The last time I visited the Rakhine ancient kingdom of Mrauk U (Monkey-Egg, no one knows why -- no monkeys around, but indeed a few eggs) I was a day behind a group of Italians who hired a 'private boat' to take them after dark on the six-hour trip from Sittwe. An unexpected storm came, capsized the boat, and five were killed. The next day it was all sun, and I was safely board a much larger ferry boat, enjoying stops at riverside towns were hawkers offered insects on a stick for a boat-time snack.

This time I tempted the night, when the temperatures drop radically and the Milky Way's smear with stars cross the sky -- something I've not seen the equal of, even in deserts. The two boat drivers used a flashlight-style device to warn oncoming boats -- or find out where shallow spots were. We never hit the shore -- not that we could make it out often -- but we did collide with a rowboat right before we arrived. The boat didn't capsize but the driver sure gave our guy ugly looks as we passed.

Soon we arrived at the Mrauk U dock. You could just make out lights ashore -- at first looking like some pagan display of fire, then realizing it was just the striped lights leaking through a thatch hut. 'Where you from?' asked a thin guy in a longyi, grabbing my offensively heavy backpack to take to his trishaw. (I let him.) Another held my hand as I waddled onto a long, thin, wobbly plank-board bridge to the shore; 'careful!'

I clicked on my flashlight as the pedal-powered trishaw squeaky pedals weaved us over bridges and past commuters not worried about light. In town a couple guys sat under a lone buzzing fluorescent bulb outside a tiny cinema (TV with VHS tapes) plucking on old acoustic guitars. Soon we pulled into a small guesthouse that had three clocks over the desk: Bangkok, Myanmar, Arakan. Arakan (the alternate name for this, Rakhaing State). Doesn't that have the same time as 'Myanmar'?, I asked. 'It does now, but we used to be 15 minutes earlier.' (I love this.)

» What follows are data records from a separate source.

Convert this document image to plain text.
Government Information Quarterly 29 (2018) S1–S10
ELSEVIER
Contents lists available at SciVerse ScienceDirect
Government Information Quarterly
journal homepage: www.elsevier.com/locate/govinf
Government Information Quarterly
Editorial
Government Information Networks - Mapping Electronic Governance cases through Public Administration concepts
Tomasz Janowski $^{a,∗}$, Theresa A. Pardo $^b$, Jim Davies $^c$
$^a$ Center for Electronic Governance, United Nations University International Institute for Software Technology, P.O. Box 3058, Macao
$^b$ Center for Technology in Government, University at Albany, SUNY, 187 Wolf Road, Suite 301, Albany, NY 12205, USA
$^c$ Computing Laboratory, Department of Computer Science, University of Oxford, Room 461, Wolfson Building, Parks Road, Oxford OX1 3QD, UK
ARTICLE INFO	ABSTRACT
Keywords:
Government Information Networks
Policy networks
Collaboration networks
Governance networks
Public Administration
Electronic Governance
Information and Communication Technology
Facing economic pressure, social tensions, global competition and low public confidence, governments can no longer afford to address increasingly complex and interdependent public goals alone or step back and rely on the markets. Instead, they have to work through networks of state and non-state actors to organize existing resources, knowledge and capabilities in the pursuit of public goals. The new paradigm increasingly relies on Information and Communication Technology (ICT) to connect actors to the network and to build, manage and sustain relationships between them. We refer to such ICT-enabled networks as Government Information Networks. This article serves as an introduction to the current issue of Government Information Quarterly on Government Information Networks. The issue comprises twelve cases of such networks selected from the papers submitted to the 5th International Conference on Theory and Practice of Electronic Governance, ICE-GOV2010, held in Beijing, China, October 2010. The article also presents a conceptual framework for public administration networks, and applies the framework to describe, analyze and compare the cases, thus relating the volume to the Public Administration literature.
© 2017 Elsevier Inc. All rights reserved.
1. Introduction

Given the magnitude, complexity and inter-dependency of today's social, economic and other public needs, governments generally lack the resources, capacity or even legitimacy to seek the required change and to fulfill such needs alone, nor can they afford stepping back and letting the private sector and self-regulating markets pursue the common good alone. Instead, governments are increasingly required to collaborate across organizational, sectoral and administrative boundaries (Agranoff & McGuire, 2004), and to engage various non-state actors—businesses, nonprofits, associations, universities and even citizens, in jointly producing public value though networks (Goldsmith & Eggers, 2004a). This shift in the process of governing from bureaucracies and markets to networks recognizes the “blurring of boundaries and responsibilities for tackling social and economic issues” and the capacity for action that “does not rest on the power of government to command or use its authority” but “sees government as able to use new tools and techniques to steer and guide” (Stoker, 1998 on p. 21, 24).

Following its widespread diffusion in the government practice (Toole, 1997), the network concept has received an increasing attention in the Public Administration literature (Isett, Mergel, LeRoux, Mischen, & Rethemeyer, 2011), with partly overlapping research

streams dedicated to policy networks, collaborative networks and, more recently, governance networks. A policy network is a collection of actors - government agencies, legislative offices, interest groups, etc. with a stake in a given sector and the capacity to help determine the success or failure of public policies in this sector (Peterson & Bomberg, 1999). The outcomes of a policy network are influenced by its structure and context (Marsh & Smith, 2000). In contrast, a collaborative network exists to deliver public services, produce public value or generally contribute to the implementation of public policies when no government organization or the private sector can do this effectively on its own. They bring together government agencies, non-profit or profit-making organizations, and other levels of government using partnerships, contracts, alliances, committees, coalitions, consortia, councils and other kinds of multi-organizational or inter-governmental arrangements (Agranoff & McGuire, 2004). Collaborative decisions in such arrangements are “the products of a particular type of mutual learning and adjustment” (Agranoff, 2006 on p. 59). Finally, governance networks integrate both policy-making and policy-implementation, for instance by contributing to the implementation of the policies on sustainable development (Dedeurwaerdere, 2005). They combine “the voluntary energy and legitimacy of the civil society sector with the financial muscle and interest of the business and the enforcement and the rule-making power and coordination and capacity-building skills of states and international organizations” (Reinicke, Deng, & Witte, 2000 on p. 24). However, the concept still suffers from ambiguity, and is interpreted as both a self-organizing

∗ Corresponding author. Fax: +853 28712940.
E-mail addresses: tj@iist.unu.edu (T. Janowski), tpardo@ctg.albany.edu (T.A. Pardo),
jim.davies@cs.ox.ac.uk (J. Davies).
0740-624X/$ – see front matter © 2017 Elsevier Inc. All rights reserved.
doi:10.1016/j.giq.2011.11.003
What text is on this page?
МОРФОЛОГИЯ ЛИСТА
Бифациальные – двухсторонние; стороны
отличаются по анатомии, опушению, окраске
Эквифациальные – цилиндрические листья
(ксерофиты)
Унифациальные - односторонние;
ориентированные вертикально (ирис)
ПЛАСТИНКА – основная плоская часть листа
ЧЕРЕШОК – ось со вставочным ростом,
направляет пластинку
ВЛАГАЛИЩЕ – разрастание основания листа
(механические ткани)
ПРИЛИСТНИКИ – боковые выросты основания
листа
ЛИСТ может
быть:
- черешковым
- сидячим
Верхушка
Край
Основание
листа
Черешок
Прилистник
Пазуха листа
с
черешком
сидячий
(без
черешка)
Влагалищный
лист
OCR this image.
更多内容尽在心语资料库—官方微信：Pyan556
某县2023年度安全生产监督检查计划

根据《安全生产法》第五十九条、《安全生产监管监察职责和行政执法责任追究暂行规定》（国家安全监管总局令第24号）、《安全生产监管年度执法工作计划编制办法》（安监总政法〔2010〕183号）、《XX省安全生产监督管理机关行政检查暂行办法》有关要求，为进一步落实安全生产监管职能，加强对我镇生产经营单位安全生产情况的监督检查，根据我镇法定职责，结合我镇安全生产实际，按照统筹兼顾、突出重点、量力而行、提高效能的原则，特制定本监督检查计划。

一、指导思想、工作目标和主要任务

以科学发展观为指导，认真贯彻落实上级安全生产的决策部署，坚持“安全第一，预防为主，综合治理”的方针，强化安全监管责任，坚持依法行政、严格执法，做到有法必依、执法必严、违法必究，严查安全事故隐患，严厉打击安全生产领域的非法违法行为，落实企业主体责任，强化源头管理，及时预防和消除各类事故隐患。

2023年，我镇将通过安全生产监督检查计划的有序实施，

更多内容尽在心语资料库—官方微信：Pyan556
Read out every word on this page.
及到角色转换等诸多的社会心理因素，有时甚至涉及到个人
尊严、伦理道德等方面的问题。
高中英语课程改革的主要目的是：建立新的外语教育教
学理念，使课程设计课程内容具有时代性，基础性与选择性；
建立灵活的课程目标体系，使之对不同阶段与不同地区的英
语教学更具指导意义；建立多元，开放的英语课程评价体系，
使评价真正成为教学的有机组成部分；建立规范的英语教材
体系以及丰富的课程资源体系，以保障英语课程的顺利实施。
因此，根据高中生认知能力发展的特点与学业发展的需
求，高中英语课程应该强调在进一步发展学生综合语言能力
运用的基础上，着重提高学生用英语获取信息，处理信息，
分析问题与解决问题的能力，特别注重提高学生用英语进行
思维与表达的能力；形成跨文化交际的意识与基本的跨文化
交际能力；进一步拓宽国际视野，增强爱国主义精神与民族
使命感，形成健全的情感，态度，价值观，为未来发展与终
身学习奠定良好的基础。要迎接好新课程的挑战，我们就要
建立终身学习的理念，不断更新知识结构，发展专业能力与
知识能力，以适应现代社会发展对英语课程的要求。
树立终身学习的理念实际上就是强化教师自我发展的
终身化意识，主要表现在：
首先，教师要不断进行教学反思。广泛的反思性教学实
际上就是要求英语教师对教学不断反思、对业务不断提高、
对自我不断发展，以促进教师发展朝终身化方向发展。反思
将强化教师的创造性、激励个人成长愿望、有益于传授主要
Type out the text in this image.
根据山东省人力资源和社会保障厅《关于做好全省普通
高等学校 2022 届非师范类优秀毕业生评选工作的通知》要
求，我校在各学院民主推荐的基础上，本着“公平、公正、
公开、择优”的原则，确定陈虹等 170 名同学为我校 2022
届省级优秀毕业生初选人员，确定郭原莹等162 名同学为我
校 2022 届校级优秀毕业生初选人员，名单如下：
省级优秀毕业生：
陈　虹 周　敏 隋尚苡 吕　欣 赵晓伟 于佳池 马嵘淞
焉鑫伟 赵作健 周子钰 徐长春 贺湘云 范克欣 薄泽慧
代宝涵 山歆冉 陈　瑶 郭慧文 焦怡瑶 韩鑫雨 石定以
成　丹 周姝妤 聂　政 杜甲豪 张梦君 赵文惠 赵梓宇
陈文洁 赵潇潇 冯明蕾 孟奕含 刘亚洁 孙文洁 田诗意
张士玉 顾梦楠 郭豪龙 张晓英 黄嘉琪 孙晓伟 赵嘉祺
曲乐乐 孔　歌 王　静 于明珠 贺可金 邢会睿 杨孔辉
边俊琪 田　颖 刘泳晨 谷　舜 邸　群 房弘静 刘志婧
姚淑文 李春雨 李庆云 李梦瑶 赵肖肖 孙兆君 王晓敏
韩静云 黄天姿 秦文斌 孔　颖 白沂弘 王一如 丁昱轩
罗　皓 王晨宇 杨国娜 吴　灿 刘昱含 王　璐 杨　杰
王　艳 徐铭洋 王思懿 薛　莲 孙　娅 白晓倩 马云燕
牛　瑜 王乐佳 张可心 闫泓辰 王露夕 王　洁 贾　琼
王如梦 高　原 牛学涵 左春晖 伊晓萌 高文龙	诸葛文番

The guesthouse rooms had plyboard walls (you hear your neighbor snoring plainly), but staff worked to make them inviting. A tiny desk in the corner, with a sculpture of Mrauk U's distinctive 64 traditional hairstyles, worn in the days before 1784, when this was a lively international capital, with samurai guides, present-day Bangladeshi Muslem archers, and occasional Portuguese pirates that were seized and executed publicly in horrible ways. On the wall, placed too high, was a tiny framed print of two eagles. The American Room.

In the morning, I was awoken by murmuring chants at 5am -- it sounded like a pagan ceremony, and it surrounded by room. Soon a loud crash came on the corrugated metal roof above me, then a hissing sigh, and another crash. Rat sex? When I went downstairs for breakfast, I skipped the subject of the frightening animal romp, but asked about the chants. With a bow, the tiny manager told me, 'Oh, that's just students next door. It's a girl school. They were memorizing their lessons. History today.' They memorize fast. 'Yes, very fast.' As he spoke, you could see -- in this town of 20,000 without much electricity, where locals get around by foot -- woman with bright dresses carrying tin water pots from Bangladesh on their heads or propped against their hips. They take them to a nearby well to collect water for the morning -- they'd be back again in the afternoon, and evening. It never ceased to be fascinating to see in four days there.

There is very little here that's changed since 1784. That's maybe something worth writing about.